Summary
A manuscript from the west-midlands, Harley 2253, contains two short texts from the thirteenth century intended to serve as guidebooks for pilgrims or crusaders to the Holy Land: the Les Pelrinages communes que Crestiens fount en la Seínte Terre and the Pardouns d’Acre. The first and longer of the two texts, the Pelrinages belongs to a group of medieval writings that outlined the holy geography of the Holy Land for western pilgrims in a biblical context. Arising from a tradition of Latin travel writing established by Bede, Eusebius, and Jerome, these texts organized their information geographically, leading the reader on their journey from one biblical location to another. The Pelrinages is a shorter adaptation of another vernacular text in this tradition, such as the Holy Pilgrimages or Ways and Pilgrimages of the Holy Land, two other vernacular guides to the Holy Land that prescribe similar itineraries.
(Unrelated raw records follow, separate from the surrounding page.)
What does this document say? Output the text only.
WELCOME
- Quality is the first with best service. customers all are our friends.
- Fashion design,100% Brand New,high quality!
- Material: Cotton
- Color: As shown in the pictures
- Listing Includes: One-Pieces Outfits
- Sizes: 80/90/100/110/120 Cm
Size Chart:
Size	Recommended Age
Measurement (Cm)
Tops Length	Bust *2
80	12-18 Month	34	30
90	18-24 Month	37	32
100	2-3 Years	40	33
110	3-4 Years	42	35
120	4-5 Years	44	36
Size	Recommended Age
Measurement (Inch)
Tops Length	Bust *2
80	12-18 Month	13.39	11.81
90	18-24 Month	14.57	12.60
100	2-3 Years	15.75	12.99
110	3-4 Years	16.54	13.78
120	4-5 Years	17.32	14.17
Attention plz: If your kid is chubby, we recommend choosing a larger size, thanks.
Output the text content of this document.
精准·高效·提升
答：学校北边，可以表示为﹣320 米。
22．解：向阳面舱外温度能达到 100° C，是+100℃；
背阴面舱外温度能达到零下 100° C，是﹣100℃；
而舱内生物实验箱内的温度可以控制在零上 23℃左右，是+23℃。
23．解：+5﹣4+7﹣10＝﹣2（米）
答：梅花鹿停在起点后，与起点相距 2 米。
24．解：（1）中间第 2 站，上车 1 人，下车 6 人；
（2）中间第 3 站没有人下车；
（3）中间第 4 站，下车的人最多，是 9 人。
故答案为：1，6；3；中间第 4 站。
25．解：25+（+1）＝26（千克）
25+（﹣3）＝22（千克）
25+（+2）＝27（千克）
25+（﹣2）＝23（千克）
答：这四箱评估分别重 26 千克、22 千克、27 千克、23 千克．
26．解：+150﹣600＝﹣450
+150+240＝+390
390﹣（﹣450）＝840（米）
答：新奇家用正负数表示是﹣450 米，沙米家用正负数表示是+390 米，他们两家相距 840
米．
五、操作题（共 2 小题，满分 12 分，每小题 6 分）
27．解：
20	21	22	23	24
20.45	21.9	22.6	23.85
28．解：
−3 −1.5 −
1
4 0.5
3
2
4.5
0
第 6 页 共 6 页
The Pelrinages begins in Acre and leads the pilgrim down the coastal road to Jaffa and then East to Jerusalem, from where the pilgrim moves in a circuit to the major holy sites: Jericho, Bethlehem, and Hebron. The text then takes the pilgrim north to Nazareth before ending again at Acre. The geography of the Pelrinages is biblical, emphasizing the ties between these locations and stories in both the Old and New Testament. The second text, the Pardouns, is much shorter, occupying only single folio in the Harley manuscript. It is an itinerary list of forty churches in geographical order through Acre which a pilgrim could visit to receive indulgences and the amounts awarded at each location.
MSS
British Library ms Harley 2253, f. 67-70.
Edition
Romanini, Fabio and Saletti, Beatrice, (editors). I Pélrinages communes, i Pardouns de Acre e la crisi del regno crociato. Storia e testi. Padova. Italy: libreriauniversitaria.it, 2012.
Secondary Literature
Jacoby, David. “Pilgrimage in Crusader Acre: The Pardouns d’Acre.” In De Sion Exibit Lex Et Verbum Domini De Hierusalem: Essays on Medieval Law, Liturgy, and Literature in Honour of Amnon Linder. Edited by Yitzhak Hen and Amnon Linder. Turnhout, Belgium: Brepols, 2001. 106–117.
Pringle, Denys, (editor). Pilgrimage to Jerusalem and the Holy Land, 1187-1291. Aldershot, UK: Ashgate, 2012. [includes a translation of the text].